In just five years Durden has brought the Cal program to the pinnacle of college swimming as he coached the Golden Bears to their first NCAA team title since 1980 in 2011, and then guided his squad to another national crown this past March in Federal Way, Wash.
In his spectacular fifth year at Cal, Durden led his 2011-12 team to the program's fourth NCAA title with a dominating 535.5 to 491 point victory over second place Texas at the national meet. Before his pair of national crowns, Durden led the Bears to an NCAA runner-up finish in 2010 and fourth-place finishes in 2008 and 2009. He now owns an overall dual meet record of 24-9 (.727).
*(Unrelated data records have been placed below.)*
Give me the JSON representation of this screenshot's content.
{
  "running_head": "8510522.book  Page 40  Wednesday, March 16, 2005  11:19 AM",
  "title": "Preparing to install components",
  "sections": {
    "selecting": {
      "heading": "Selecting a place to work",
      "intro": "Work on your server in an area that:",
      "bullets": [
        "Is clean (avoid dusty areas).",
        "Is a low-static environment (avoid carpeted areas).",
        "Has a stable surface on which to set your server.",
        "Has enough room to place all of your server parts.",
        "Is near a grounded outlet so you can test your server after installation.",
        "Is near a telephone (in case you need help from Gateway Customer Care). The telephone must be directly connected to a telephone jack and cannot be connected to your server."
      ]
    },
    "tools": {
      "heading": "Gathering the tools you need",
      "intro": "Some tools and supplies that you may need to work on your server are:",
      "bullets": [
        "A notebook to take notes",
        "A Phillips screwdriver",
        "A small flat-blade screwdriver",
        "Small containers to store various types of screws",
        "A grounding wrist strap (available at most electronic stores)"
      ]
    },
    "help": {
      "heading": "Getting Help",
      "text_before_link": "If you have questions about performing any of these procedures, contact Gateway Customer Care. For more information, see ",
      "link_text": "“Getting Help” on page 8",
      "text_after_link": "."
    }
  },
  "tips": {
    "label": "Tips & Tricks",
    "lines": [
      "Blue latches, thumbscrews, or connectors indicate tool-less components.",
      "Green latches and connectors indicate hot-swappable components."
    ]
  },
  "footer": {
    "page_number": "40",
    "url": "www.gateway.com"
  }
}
Since his arrival to Berkeley in 2007, Durden's (along with head coach emeritus Nort Thornton) swimmers have established school records in 18 of 19 swimming events, including all the relays. He has guided Cal to 23 NCAA titles, including nine relay crowns and 33 Pac-12 individual and relay titles, in five seasons.
That article is woefully out of date, however, as Durden and the Bears won another National Championship last spring. This is how he celebrated:
This is how a swimming and diving coach celebrates a national title ... pic.twitter.com/R0oilxymN3— NCAA (@NCAA) March 31, 2014
(15) Lavelle Hawkins
Lavelle Hawkins Highlights 1 (via ronenlish1)
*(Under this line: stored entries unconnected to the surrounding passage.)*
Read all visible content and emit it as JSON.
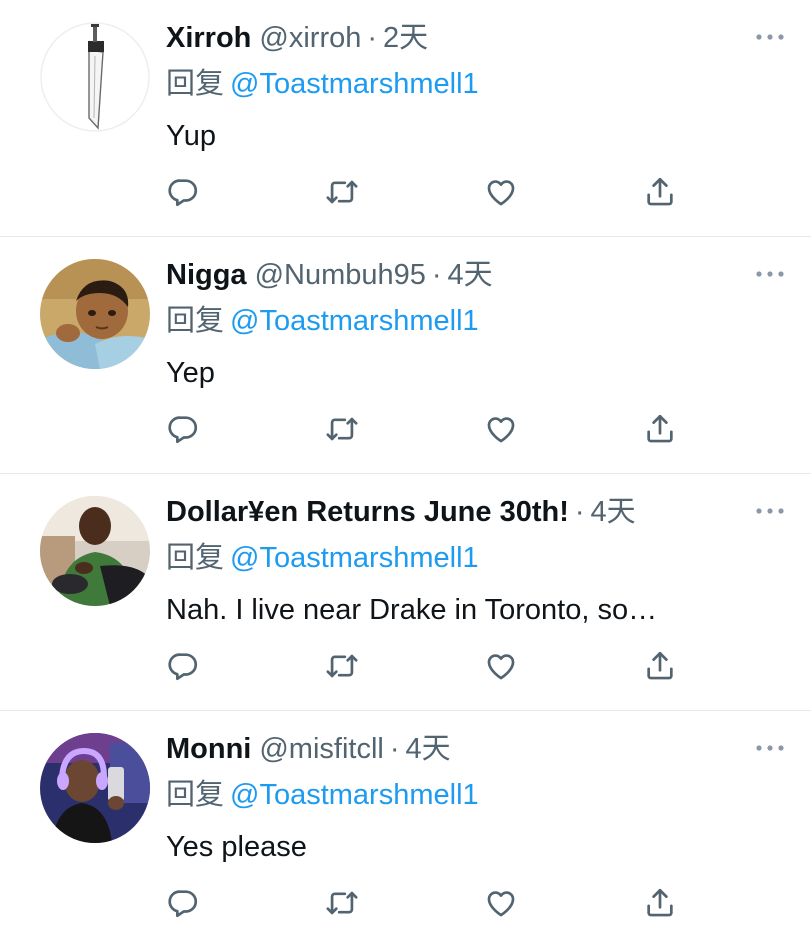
{
  "tweets": [
    {
      "name": "Xirroh",
      "handle": "@xirroh",
      "separator": "·",
      "time": "2天",
      "reply_prefix": "回复",
      "reply_to": "@Toastmarshmell1",
      "text": "Yup",
      "avatar": "sword-avatar"
    },
    {
      "name": "Nigga",
      "handle": "@Numbuh95",
      "separator": "·",
      "time": "4天",
      "reply_prefix": "回复",
      "reply_to": "@Toastmarshmell1",
      "text": "Yep",
      "avatar": "cartoon-boy-avatar"
    },
    {
      "name": "Dollar¥en Returns June 30th!",
      "handle": "",
      "separator": "·",
      "time": "4天",
      "reply_prefix": "回复",
      "reply_to": "@Toastmarshmell1",
      "text": "Nah. I live near Drake in Toronto, so…",
      "avatar": "man-photo-avatar"
    },
    {
      "name": "Monni",
      "handle": "@misfitcll",
      "separator": "·",
      "time": "4天",
      "reply_prefix": "回复",
      "reply_to": "@Toastmarshmell1",
      "text": "Yes please",
      "avatar": "woman-headphones-avatar"
    }
  ],
  "icons": {
    "more": "more-horizontal-icon",
    "reply": "reply-icon",
    "retweet": "retweet-icon",
    "like": "like-icon",
    "share": "share-icon"
  },
  "colors": {
    "text": "#0f1419",
    "secondary": "#536471",
    "link": "#1d9bf0",
    "divider": "#e6e9eb"
  }
}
2007 sucked. Everyone knows that. Team morale was frighteningly low. During the 6 game period known as the Callapse, it seemed like no one was showing up on a consistent basis. There are 2 main exceptions: Justin Forsett and Lavelle Hawkins. We had a much ballyhooed WR corp that year, being referred to by some as the best top 3 group in the nation. Lavelle Hawkins was definitely not the most talented. Yet he was easily the most dependable. Every single game Hawk did his job. Didn't have particularly gaudy stats, but he averaged 6 catches a game during that stretch and I know I felt confident that he was going to have at least a solid game every time out. I appreciate Hawk for actually being consistent during that stretch when it seemed that no one else was (sadly, that team proved that bad morale and inconsistency are contagious, as witnessed by the drops. You know which ones I'm talking about). Hawk was one of the few bright spots on that team. He was, without question, the best receiver that year. Thanks Hawk.
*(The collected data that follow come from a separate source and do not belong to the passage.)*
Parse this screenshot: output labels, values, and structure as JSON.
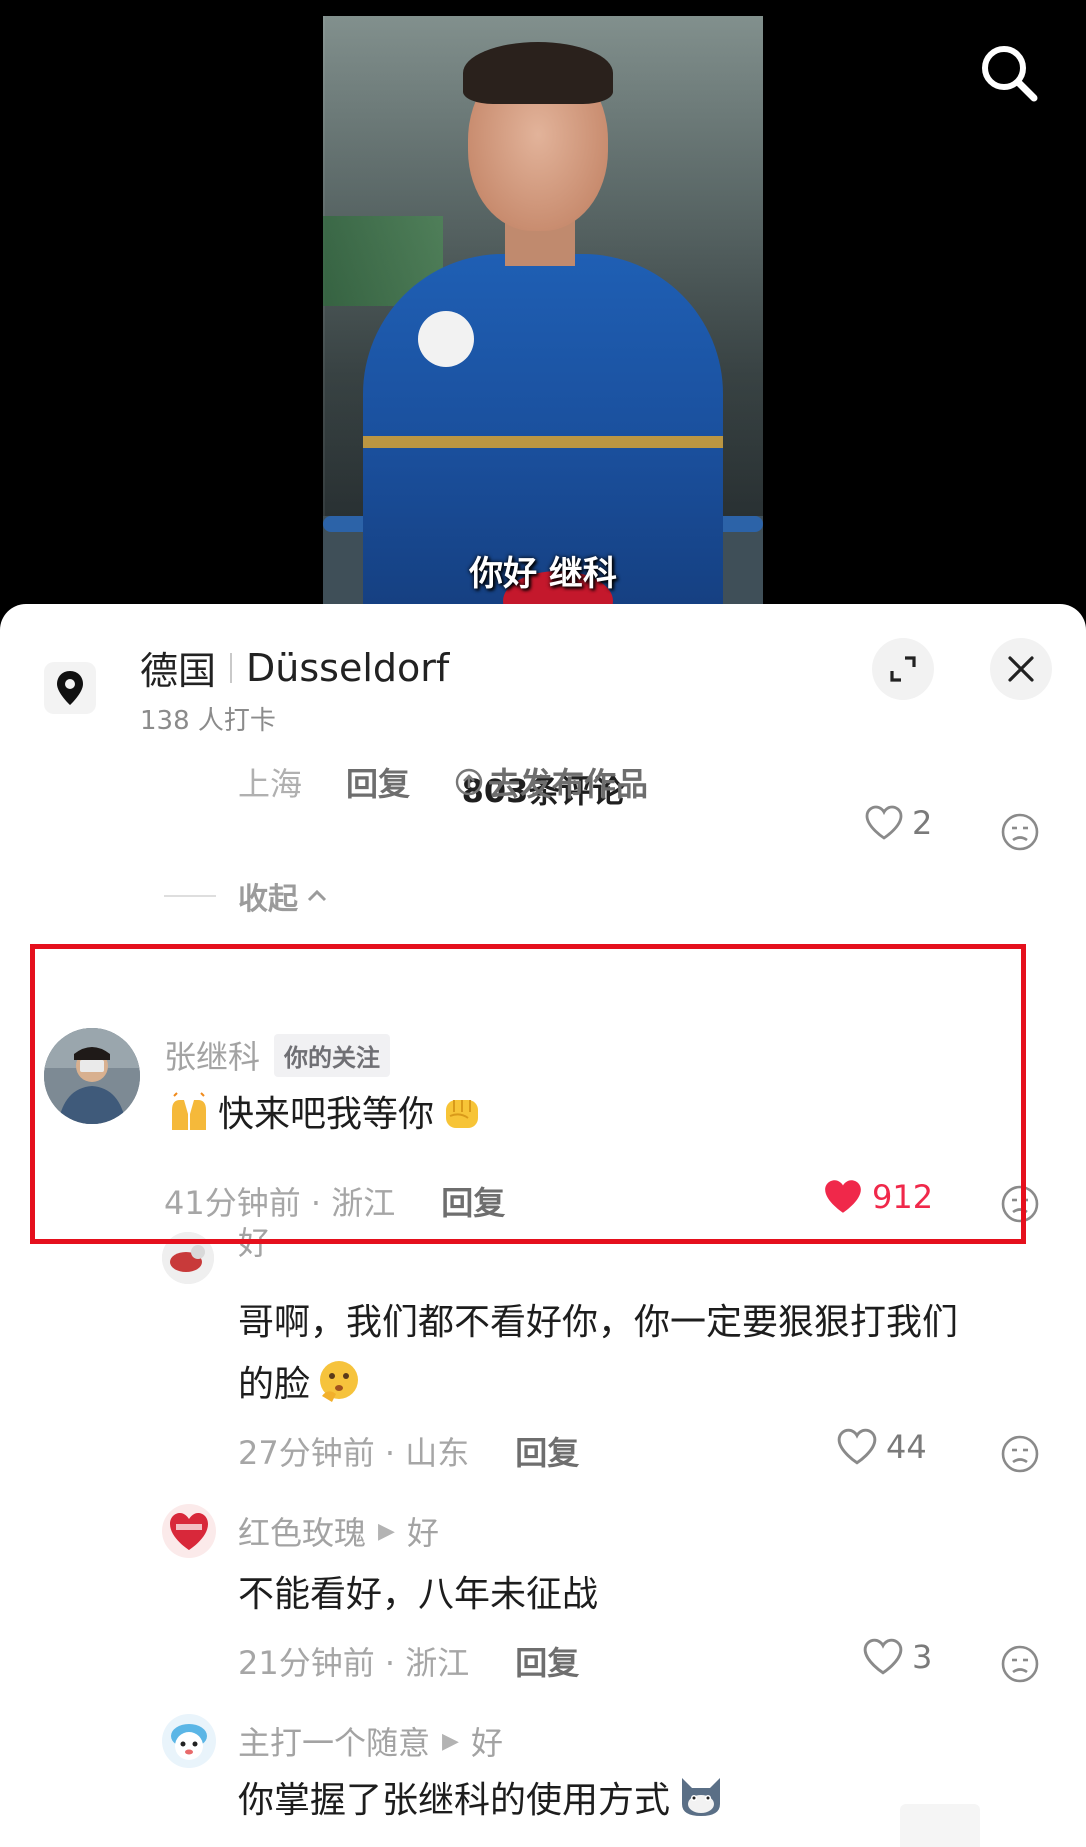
{
  "video": {
    "caption": "你好 继科",
    "search_icon": "search-icon"
  },
  "location": {
    "country": "德国",
    "city": "Düsseldorf",
    "checkins": "138 人打卡"
  },
  "comments_header": {
    "count_label": "803条评论"
  },
  "reply_prev": {
    "region": "上海",
    "reply_label": "回复",
    "publish_label": "去发布作品",
    "likes": "2"
  },
  "collapse_label": "收起",
  "comments": [
    {
      "name": "张继科",
      "tag": "你的关注",
      "text": "快来吧我等你",
      "time": "41分钟前 · 浙江",
      "reply_label": "回复",
      "likes": "912",
      "liked": true
    },
    {
      "name": "好",
      "text_line1": "哥啊，我们都不看好你，你一定要狠狠打我们",
      "text_line2": "的脸",
      "time": "27分钟前 · 山东",
      "reply_label": "回复",
      "likes": "44"
    },
    {
      "name": "红色玫瑰",
      "reply_to": "好",
      "text": "不能看好，八年未征战",
      "time": "21分钟前 · 浙江",
      "reply_label": "回复",
      "likes": "3"
    },
    {
      "name": "主打一个随意",
      "reply_to": "好",
      "text": "你掌握了张继科的使用方式"
    }
  ],
  "colors": {
    "highlight": "#e5101d",
    "like_red": "#f0284a",
    "muted": "#a3a3a3"
  }
}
Also his TD catch against USC is one of the most incredible catches I have ever seen. He literally flew. His nickname is Hawk for a reason.
Lavelle has gone on to have a very solid career in the NFL with the Tennessee Titans, New England Patriots, San Francisco 49ers, San Diego Chargers, and Tampa Bay Buccaneers. He has now joined his former coach at Cal, Jeff Tedford, in the Canadian Football League with the BC Lions.